New York attorney Timothy J. McInnis on Friday announced a $6 million settlement against an importer of Chinese apparel and related companies.
The settlement resolves a False Claims Act lawsuit against CEO Joseph Bailey and his two New York City companies, Stargate Apparel Inc. and Rivstar Apparel Inc., according to the court filing on the settlement agreement. “These false claims enabled Stargate and Rivstar to underreport the ‘entered value’ of the wearing apparel and thereby wrongfully reduce their obligations to pay statutory Customs duties to the United States,” the original complaint stated.
The action, initiated by a former employee under a whistleblower complaint in the United States District Court for the Southern District of New York in 2014, alleged that the defendants submitted invoices to the U.S. Customs and Border Protection (CBP) that understated the true value of the clothing that they imported into the United States to avoid paying millions of dollars in U.S. customs duties.

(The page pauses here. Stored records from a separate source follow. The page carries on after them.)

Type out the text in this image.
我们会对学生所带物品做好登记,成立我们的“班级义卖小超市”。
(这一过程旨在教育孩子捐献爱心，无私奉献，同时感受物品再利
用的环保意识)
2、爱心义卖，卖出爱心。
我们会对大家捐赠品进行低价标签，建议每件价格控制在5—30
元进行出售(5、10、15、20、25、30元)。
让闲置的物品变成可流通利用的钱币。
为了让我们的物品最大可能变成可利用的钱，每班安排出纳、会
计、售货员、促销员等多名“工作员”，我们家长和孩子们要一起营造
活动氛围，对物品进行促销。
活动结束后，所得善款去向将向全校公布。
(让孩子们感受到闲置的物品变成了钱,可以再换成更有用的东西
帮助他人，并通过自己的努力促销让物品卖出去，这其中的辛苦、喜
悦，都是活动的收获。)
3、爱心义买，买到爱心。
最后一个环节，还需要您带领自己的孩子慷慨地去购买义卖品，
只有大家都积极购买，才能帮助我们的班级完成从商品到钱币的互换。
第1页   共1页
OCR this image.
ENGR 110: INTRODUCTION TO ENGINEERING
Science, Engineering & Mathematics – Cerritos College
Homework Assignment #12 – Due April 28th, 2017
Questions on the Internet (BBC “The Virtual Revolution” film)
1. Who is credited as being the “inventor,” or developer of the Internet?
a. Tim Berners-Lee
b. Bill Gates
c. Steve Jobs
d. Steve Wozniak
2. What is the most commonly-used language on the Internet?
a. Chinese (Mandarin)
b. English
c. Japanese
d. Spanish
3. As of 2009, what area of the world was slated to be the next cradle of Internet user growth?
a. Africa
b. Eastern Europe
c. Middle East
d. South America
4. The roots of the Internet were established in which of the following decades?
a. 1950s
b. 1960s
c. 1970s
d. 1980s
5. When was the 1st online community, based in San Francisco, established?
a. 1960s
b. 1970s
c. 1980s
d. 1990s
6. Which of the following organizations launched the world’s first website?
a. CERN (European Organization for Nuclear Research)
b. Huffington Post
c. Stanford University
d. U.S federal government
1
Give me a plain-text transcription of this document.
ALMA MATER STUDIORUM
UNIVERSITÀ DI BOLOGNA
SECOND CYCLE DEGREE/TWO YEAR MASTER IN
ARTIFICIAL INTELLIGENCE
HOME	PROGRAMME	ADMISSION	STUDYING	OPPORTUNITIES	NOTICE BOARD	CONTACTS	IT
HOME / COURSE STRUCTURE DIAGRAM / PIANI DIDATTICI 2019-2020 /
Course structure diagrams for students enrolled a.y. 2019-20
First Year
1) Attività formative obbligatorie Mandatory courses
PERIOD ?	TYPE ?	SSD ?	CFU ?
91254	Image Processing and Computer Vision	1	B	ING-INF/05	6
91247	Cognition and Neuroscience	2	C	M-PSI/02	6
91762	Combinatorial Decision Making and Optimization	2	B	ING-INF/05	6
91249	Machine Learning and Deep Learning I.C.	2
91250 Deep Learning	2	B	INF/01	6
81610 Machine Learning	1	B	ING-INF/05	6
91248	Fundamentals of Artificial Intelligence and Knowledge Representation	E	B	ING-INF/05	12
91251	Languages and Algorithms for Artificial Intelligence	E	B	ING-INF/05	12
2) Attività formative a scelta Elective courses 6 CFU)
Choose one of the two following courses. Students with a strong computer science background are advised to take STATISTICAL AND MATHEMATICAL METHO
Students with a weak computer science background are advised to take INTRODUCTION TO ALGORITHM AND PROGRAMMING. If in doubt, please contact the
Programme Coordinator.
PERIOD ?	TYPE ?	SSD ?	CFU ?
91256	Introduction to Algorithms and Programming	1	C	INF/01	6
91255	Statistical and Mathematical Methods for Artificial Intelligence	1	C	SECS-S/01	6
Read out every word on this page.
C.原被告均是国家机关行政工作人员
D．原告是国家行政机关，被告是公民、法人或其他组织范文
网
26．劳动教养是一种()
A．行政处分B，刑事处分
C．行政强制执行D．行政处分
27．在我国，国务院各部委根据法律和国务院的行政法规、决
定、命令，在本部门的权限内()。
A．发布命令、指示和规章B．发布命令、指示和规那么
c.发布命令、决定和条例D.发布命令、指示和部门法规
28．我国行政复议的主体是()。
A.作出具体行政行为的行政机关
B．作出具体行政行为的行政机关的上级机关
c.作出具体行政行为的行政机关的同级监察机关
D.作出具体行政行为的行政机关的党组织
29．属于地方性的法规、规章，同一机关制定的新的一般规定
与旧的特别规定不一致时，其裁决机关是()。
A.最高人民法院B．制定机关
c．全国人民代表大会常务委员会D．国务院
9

The United States investigated the whistleblower’s allegations and joined in the lawsuit. All the defendants admitted the allegations against them as part of the civil settlement. Bailey also pleaded guilty to related criminal charges and was sentenced to six months in federal prison.
The settlement agreement among the whistleblower, the United States and the defendants was approved by U.S. District Judge J. Paul Oetken on Wednesday.
According to McInnis, a former federal prosecutor, the whistleblower who brought this action will receive more than $1.2 million for the information he provided, which was confirmed by the court settlement filing. That unnamed person was “very courageous and extremely helpful to the United States during the ensuing civil and criminal investigations,” McInnis said.
Geoffrey S. Berman, the then-U.S. Attorney for the Southern District of New York, indicted Bailey for participating in a years-long scheme to defraud CBP in a scheme that government claimed resulted in the loss of more than $1 million in duty revenue.
According to the 2019 indictment, after purchasing much of its merchandise from a manufacturer located in China, Bailey and others at Stargate allegedly engaged in a “double-invoicing scheme” in which Stargate would receive two sets of invoices from the Chinese manufacturer for the same shipment of goods.
One invoice, referred to as the “pay by” invoice, was significantly higher and reflected the actual price paid by Stargate for the goods, the U.S. Attorney’s Office charged, with the second invoice reflected a significantly lower price for the goods and was presented to CBP. This allowed Stargate to pay a fraudulently lower amount of customs duties.
Around 2010, Bailey and other employees of Stargate began a new variation of the customs fraud scheme, involving invoices for “sample” goods, by which the Chinese manufacturer would send two separate sets of invoices for a given shipment that together reflected the true price of a particular shipment of clothing. The first invoice, typically entitled the “commercial invoice,” described the goods purchased and was submitted to CBP. The second invoice purportedly reflected amounts paid by Stargate for “sample” goods and was not submitted to CBP. Sample goods are not subject to customs duties.
However, the indictment charges that the “samples” invoice was not, in fact, for samples actually purchased, but rather was a means to make an additional payment to the manufacturer for actual goods purchased by Stargate without disclosing that payment to CBP. Typically, the “samples” invoices reflected a unit price for sample goods that was significantly greater than the unit price for the non-sample goods reflected on the invoice submitted to CBP. In addition, the “samples” invoice reflected the purchase of unusually large quantities of sample goods.
Bailey was charged with one count of conspiracy to commit wire fraud, which carried a maximum sentence of 20 years in prison; one count of wire fraud, which carried a maximum sentence of 20 years in prison, and one count of falsely effecting the entry of goods into the U.S., which carried a maximum sentence of two years.
Salvatore Stila, president of Alba Wheels Up, an international freight forwarder and customs broker, told Sourcing Journal that the case demonstrates the risks of trying to cheat CBP, which is increasingly rely on sophisticated analytics and technology to detect this kind of fraud. Customs, he added, is likely “devising new formats” to capture data that previously may have slipped through the cracks.